Tengo una sensación. Un sabor agridulce. Debería estar contento, supongo. Vienen las elecciones. Cada vez falta menos para tener la oportunidad de sacar a estos descorazonados que están rompiendo todo y lo que no rompen se lo reparten a dos manos entre amigos, secuaces y familiares; y todo bajo el paraguas obsceno de un silencio mediático para el escándalo.
Me cuesta tragar la saliva cada vez que salgo a la calle y veo la desilusión de muchos compatriotas. “Son todo lo mismo”, dicen y repiten como una verdad indiscutible e indubitable. Mucho de razón hay en esa desilusión. Sobre todo para esa porción oscilante del electorado. Esa franja a la que se suele señalar como “desideologizada” (si es que la ausencia de ideología es algo posible).
Esa franja de votantes que cuando se empezaba a poner feliz luego de la peor crisis económica de la historia argentina moderna les empezaron a llenar la cabeza con mitos sobre robos y botines más fastuosos que los de Ali Babá en los Cuentos de las Mil y Una Noches; con delirios sobre hordas de mercenarios juveniles entrenados por comandos venezolanos-iraníes listos para atacar a cualquier manifestante pacífico que quisiera salir a cacerolear; con sospechas de ataúdes vacíos, viudas negras asesinas y magnicidas; con presagios de un país que iba derecho a Cuba con escala previa en Venezuela; con la revelación de que vivir con la heladera llena era una mentira inviable e insoportable; con la hijaputez de pensar que reparar los daños sociales producto del abandono del estado, de políticas conservadoras y planes económicos neoliberales era darle al otro algo que no se merecía.

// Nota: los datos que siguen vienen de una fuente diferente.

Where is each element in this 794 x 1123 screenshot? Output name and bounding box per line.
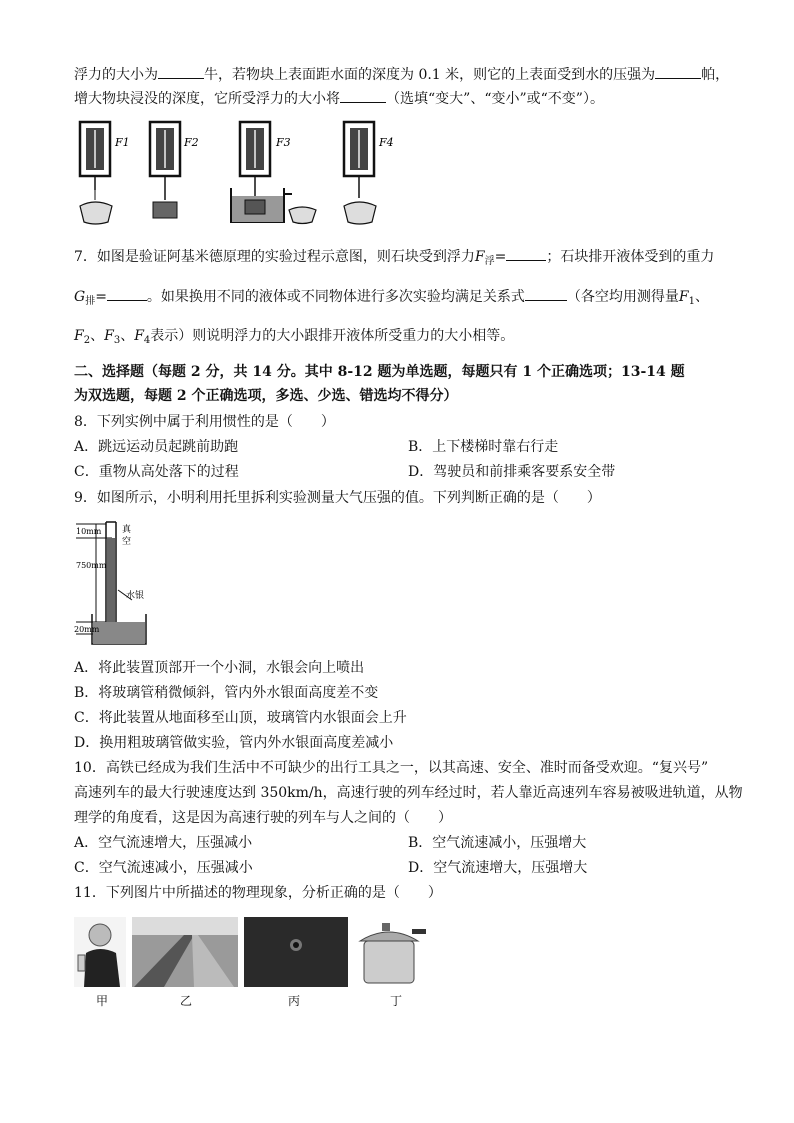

Nos dijeron que ese amor no era conveniente para nosotros. Que sufríamos, pero no lo notábamos porque estábamos ciegamente enamorados como unos tortolitos adolescentes. Nos mostraron los defectos donde creíamos ver virtudes. Nos fotografiaron muecas desencajadas donde había sonrisas. Nos reinterpretaron las palabras de reconciliación y reparación para que entendiéramos que sólo se trataban de viejos rencores y cuentas pendientes del pasado setentista. Revolvieron las aguas de nuestro ser argento para levantar los sedimentos del enano fascista que todos llevamos adentro.
Nos prometieron un amor mejorado. Un amor de felices por siempre, pero resultó la trágica historia en la que la amante que nos encandiló con su gracia y su lengua de oro nos da la muerte a sorbos, pero no nos mata sólo la vida sino también la capacidad de volver a enamorarnos.
El problema es que ahora todo daría lo mismo. Los que se fueron o los que están y que venga lo que venga total no nos queda otra que seguir insoportablemente vivos.
Han dejado la tierra abonada para que cualquier sapo se convierta en príncipe.